Мы принадлежали к поколению московских интеллигентов, которые долго страдали, прямо или косвенно, в ожидании социальных улучшений для всего советского общества. Мы были детьми тех, кого сотнями тысяч арестовывали, мучили и убивали коммунистические опричники КГБ; наши отцы и братья, и даже некоторые из нас самих, были победителями в недавней Отечественной войне и заслужили для своих людей лучшую жизнь. Нам хотелось, чтобы кончилась эпоха засилья партии с её абсурдной пропагандой, в которую никто не верил, чтобы прекратилась алогичная холодная война с Западом, забиравшая все силы и ресурсы страны. Коммунисты сдавливали горло страны, а мы хотели свободы и лучшей жизни и — отчаялись ждать.
Мы с Ириной не «преклонялись перед Западом», с которым и не были знакомы. Один только раз ездили мы в Югославию, по протекции министра внутренних дел, моего пациента. Но мы были то, что называлось антисоветчики, и наш 19-летний сын, студент-медик, вырастал под этим влиянием. Деньги я успешно зарабатывал хирургией и публикацией стихов, но только самых аполитичных — для детей (свои антисоветские я прятал в стол). И за это я был «допущен в умеренно-благополучную ничтожно-покорную жизнь», как писал Солженицын. Но вот, совершенно неожиданно и неоправданно, меня стали выживать с работы. Не в моём характере было сдаваться, я привык — достигать. И я решил, что если они меня не ценят, то они меня недостойны.
Хотя я не был верующим, но читал Библию и любил библейские мифы — великие темы интеллектуальной истории человека. Я находил в них много практической мудрости. В одном из них праведный старик Ной, живший среди распутников и безобразников, услышал Голос, велевший ему строить ковчег. Ной не знал, чей голос, и не знал, зачем его строить. Но послушался и построил ковчег. И поэтому спасся от потопа, насланного на грешную землю. И вот я стал думать: атака на меня — это ведь тоже как голос-сигнал мне! Надо уметь слушать Голос — надо уезжать и спасаться.
У Ирины был ещё один, свой взгляд на наше желание уехать. С чисто женской практичностью она мне много раз говорила: «В один прекрасный момент советская власть может запретить евреям уезжать — крышка захлопнется, как в мышеловке. И мы окажемся запертыми внутри.
Если ты решил, что нам есть смысл уезжать отсюда, что ты сможешь пробиться в Америке, то надо бежать — и чем скорей, тем лучше. К тому же наш сын постоянно слышит эти разговоры и растёт в атмосфере ненависти к советской власти. Ты подумал, что будет с ним, если нам не удасться уехать? Нет, нам необходимо скорей вырываться отсюда».

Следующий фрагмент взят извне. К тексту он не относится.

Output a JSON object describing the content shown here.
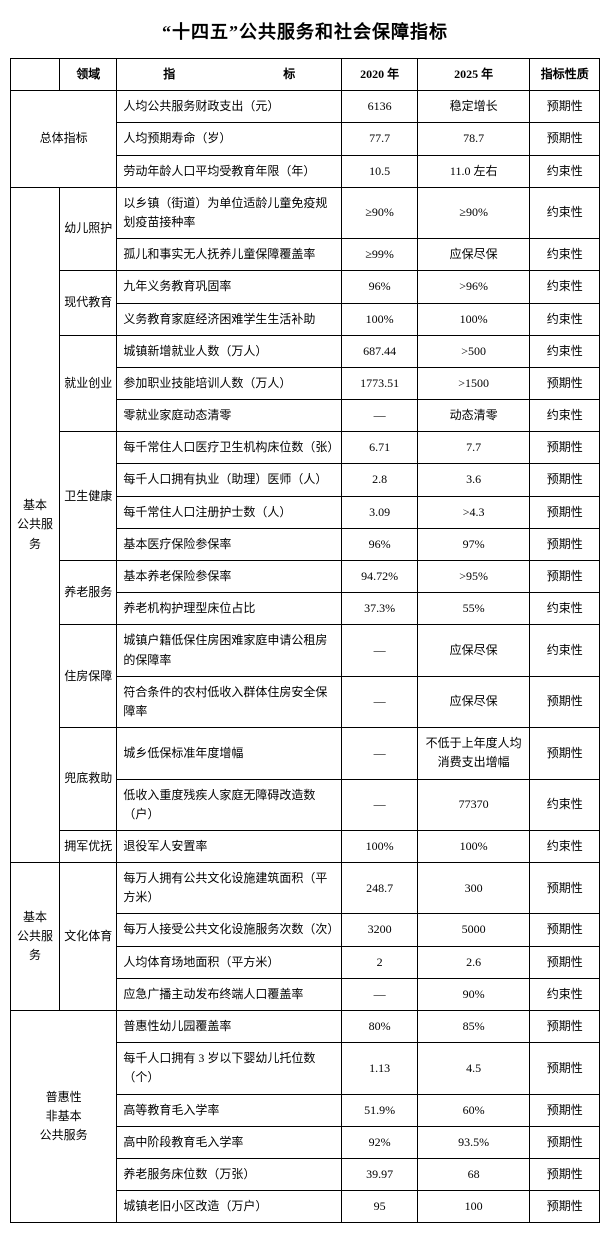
{
  "title": "“十四五”公共服务和社会保障指标",
  "headers": {
    "col1": "",
    "col2": "领域",
    "col3": "指　　　标",
    "col4": "2020 年",
    "col5": "2025 年",
    "col6": "指标性质"
  },
  "cat": {
    "overall": "总体指标",
    "basic": "基本\n公共服务",
    "basic2": "基本\n公共服务",
    "inclusive": "普惠性\n非基本\n公共服务"
  },
  "dom": {
    "childcare": "幼儿照护",
    "edu": "现代教育",
    "employ": "就业创业",
    "health": "卫生健康",
    "eld": "养老服务",
    "housing": "住房保障",
    "poverty": "兜底救助",
    "vet": "拥军优抚",
    "culture": "文化体育"
  },
  "rows": {
    "r1": {
      "ind": "人均公共服务财政支出（元）",
      "y20": "6136",
      "y25": "稳定增长",
      "nat": "预期性"
    },
    "r2": {
      "ind": "人均预期寿命（岁）",
      "y20": "77.7",
      "y25": "78.7",
      "nat": "预期性"
    },
    "r3": {
      "ind": "劳动年龄人口平均受教育年限（年）",
      "y20": "10.5",
      "y25": "11.0 左右",
      "nat": "约束性"
    },
    "r4": {
      "ind": "以乡镇（街道）为单位适龄儿童免疫规划疫苗接种率",
      "y20": "≥90%",
      "y25": "≥90%",
      "nat": "约束性"
    },
    "r5": {
      "ind": "孤儿和事实无人抚养儿童保障覆盖率",
      "y20": "≥99%",
      "y25": "应保尽保",
      "nat": "约束性"
    },
    "r6": {
      "ind": "九年义务教育巩固率",
      "y20": "96%",
      "y25": ">96%",
      "nat": "约束性"
    },
    "r7": {
      "ind": "义务教育家庭经济困难学生生活补助",
      "y20": "100%",
      "y25": "100%",
      "nat": "约束性"
    },
    "r8": {
      "ind": "城镇新增就业人数（万人）",
      "y20": "687.44",
      "y25": ">500",
      "nat": "约束性"
    },
    "r9": {
      "ind": "参加职业技能培训人数（万人）",
      "y20": "1773.51",
      "y25": ">1500",
      "nat": "预期性"
    },
    "r10": {
      "ind": "零就业家庭动态清零",
      "y20": "—",
      "y25": "动态清零",
      "nat": "约束性"
    },
    "r11": {
      "ind": "每千常住人口医疗卫生机构床位数（张）",
      "y20": "6.71",
      "y25": "7.7",
      "nat": "预期性"
    },
    "r12": {
      "ind": "每千人口拥有执业（助理）医师（人）",
      "y20": "2.8",
      "y25": "3.6",
      "nat": "预期性"
    },
    "r13": {
      "ind": "每千常住人口注册护士数（人）",
      "y20": "3.09",
      "y25": ">4.3",
      "nat": "预期性"
    },
    "r14": {
      "ind": "基本医疗保险参保率",
      "y20": "96%",
      "y25": "97%",
      "nat": "预期性"
    },
    "r15": {
      "ind": "基本养老保险参保率",
      "y20": "94.72%",
      "y25": ">95%",
      "nat": "预期性"
    },
    "r16": {
      "ind": "养老机构护理型床位占比",
      "y20": "37.3%",
      "y25": "55%",
      "nat": "约束性"
    },
    "r17": {
      "ind": "城镇户籍低保住房困难家庭申请公租房的保障率",
      "y20": "—",
      "y25": "应保尽保",
      "nat": "约束性"
    },
    "r18": {
      "ind": "符合条件的农村低收入群体住房安全保障率",
      "y20": "—",
      "y25": "应保尽保",
      "nat": "预期性"
    },
    "r19": {
      "ind": "城乡低保标准年度增幅",
      "y20": "—",
      "y25": "不低于上年度人均消费支出增幅",
      "nat": "预期性"
    },
    "r20": {
      "ind": "低收入重度残疾人家庭无障碍改造数（户）",
      "y20": "—",
      "y25": "77370",
      "nat": "约束性"
    },
    "r21": {
      "ind": "退役军人安置率",
      "y20": "100%",
      "y25": "100%",
      "nat": "约束性"
    },
    "r22": {
      "ind": "每万人拥有公共文化设施建筑面积（平方米）",
      "y20": "248.7",
      "y25": "300",
      "nat": "预期性"
    },
    "r23": {
      "ind": "每万人接受公共文化设施服务次数（次）",
      "y20": "3200",
      "y25": "5000",
      "nat": "预期性"
    },
    "r24": {
      "ind": "人均体育场地面积（平方米）",
      "y20": "2",
      "y25": "2.6",
      "nat": "预期性"
    },
    "r25": {
      "ind": "应急广播主动发布终端人口覆盖率",
      "y20": "—",
      "y25": "90%",
      "nat": "约束性"
    },
    "r26": {
      "ind": "普惠性幼儿园覆盖率",
      "y20": "80%",
      "y25": "85%",
      "nat": "预期性"
    },
    "r27": {
      "ind": "每千人口拥有 3 岁以下婴幼儿托位数（个）",
      "y20": "1.13",
      "y25": "4.5",
      "nat": "预期性"
    },
    "r28": {
      "ind": "高等教育毛入学率",
      "y20": "51.9%",
      "y25": "60%",
      "nat": "预期性"
    },
    "r29": {
      "ind": "高中阶段教育毛入学率",
      "y20": "92%",
      "y25": "93.5%",
      "nat": "预期性"
    },
    "r30": {
      "ind": "养老服务床位数（万张）",
      "y20": "39.97",
      "y25": "68",
      "nat": "预期性"
    },
    "r31": {
      "ind": "城镇老旧小区改造（万户）",
      "y20": "95",
      "y25": "100",
      "nat": "预期性"
    }
  }
}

И она была права: чем скорей, тем лучше.
Я написал в Бельгию, моей двоюродной тётке Зине. В завуалированных выражениях я просил её организовать от кого-нибудь приглашение переехать в Израиль. В ту пору многие еврейские семьи получали оттуда приглашения от настоящих или выдуманных родственников. С начала 1970-х годов советская власть разрешила выезд, но только евреям и только в Израиль — для воссоединения семей. Не то, чтобы они так заботились о еврейских семьях, это был их вынужденный политический компромисс: по закону конгрессменов Джексона и Ваника, Союзу давалось право закупки американского зерна — и статус most-favored-nation — в обмен на разрешение выезда евреям. Очевидно, американское зерно коммунистам было нужней, чем их евреи. Мы не хотели в Израиль, мы собирались в Америку.

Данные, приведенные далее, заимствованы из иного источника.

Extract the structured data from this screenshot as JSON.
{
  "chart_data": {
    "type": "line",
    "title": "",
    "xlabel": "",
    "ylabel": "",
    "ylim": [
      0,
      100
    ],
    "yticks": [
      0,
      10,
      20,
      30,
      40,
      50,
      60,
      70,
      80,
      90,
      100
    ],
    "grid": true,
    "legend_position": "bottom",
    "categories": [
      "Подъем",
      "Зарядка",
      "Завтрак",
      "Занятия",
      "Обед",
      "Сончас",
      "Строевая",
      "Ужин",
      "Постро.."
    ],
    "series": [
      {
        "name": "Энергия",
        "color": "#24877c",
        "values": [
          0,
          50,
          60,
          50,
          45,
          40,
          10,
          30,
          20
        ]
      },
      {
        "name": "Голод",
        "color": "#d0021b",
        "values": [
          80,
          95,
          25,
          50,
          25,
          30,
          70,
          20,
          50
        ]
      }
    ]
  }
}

Америка казалась страной мечты. Её и называют Country of Opportunities — страна возможностей. Даже Наполеон после своего поражения собирался уехать в Америку. Я тоже проиграл и тоже хотел в Америку.

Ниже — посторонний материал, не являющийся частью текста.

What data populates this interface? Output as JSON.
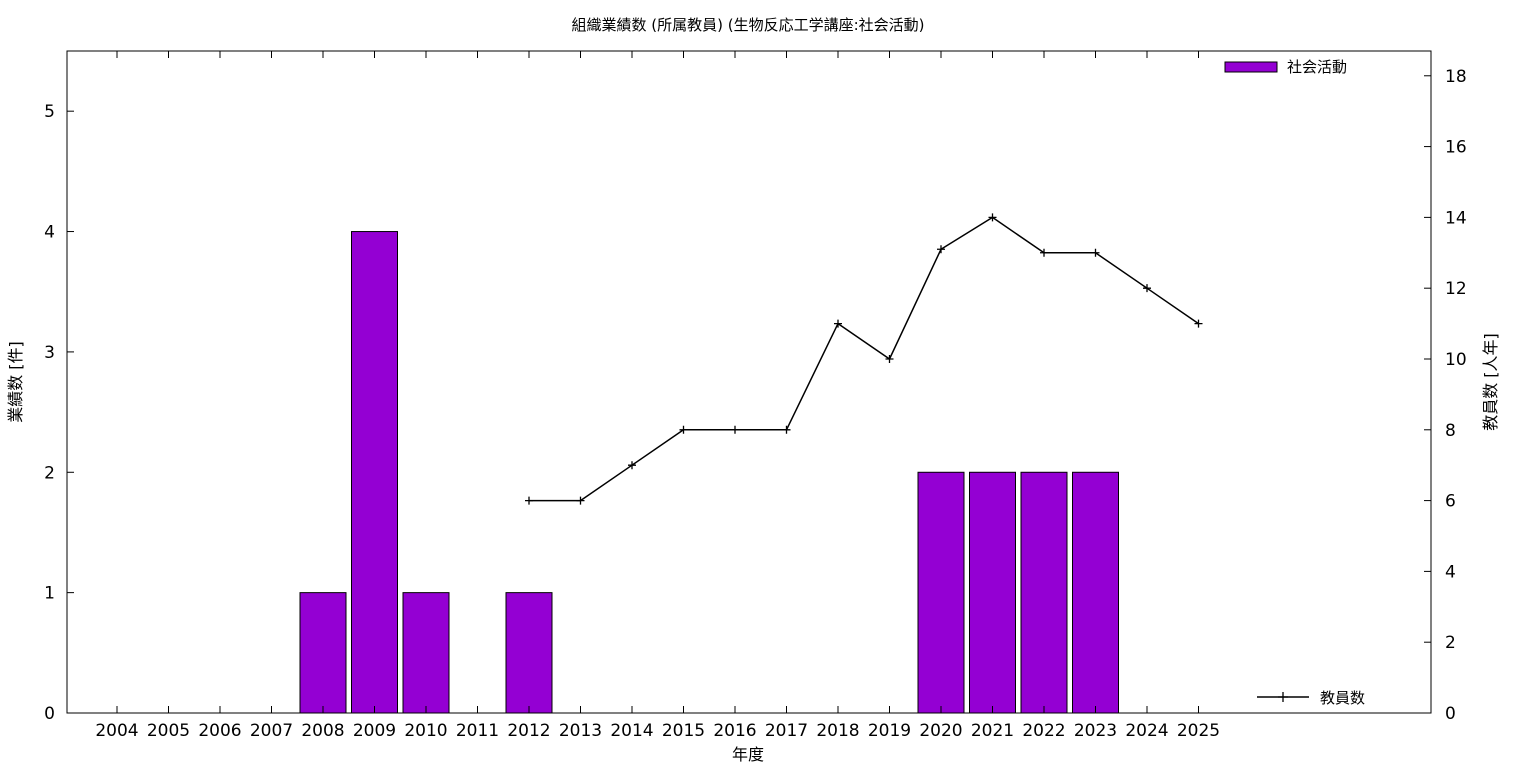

Я слышал, что врачам там приходилось трудно: они должны сдавать сложные экзамены, а потом несколько лет заново специализироваться. Не всем это удавалось, главным препятствием был, конечно, языковый барьер. Ирина и наш сын знали английский, а я не знал ни слова. Но я верил в Америку и верил в себя.
Хождение по мукам
Осенью я уволился из института и вышел из Союза писателей. Невероятно горько было отказываться от завоёванного положения, сердце моё ныло и разрывалось. Чтобы не быть безработным и не получить обвинение в тунеядстве, я поступил на работу в маленькую поликлинику, в ветхом покосившемся домике в глубине захламлённого мусором двора на Петровке. После двадцати лет интенсивной и сложной хирургической работы, после управления клиникой, после того, как я был членом нескольких важных учёных советов, я принимал амбулаторных больных в тесном кабинетике и делал работу, которую вполне мог делать начинающий доктор. Это было громадным падением, я томился и страдал каждый день.
Конечно же, на новой работе я скрывал свои планы и старался избегать общения с сослуживцами. Если кто выражал удивление моим добровольным падением, я неохотно и туманно объяснял, что это временно, что собираюсь перейти на новую академическую работу.
В моём положении лучше было сторониться людей, да и настроение было не для общения — я занят был собиранием любой возможной информации о том, что же нас ожидает и предстоит нам в иммиграции.
Однажды дома раздался телефонный звонок, звонил секретарь Союза писателей Феликс Кузнецов, с которым у меня были неплохие отношения:
— Слушай, тут какая-то провокация: прислали по почте твой членский билет Союза, с письмом об отъезде в Израиль. Я не могу поверить, что это правда, и велел задержать твое формальное исключение. Скажи, ты не терял билет, или, может, у тебя его выкрали? Мы тогда закроем это дело: недруги есть у всех — они могли сделать эту провокацию.
— Нет, это не провокация, я сам отослал билет и написал письмо.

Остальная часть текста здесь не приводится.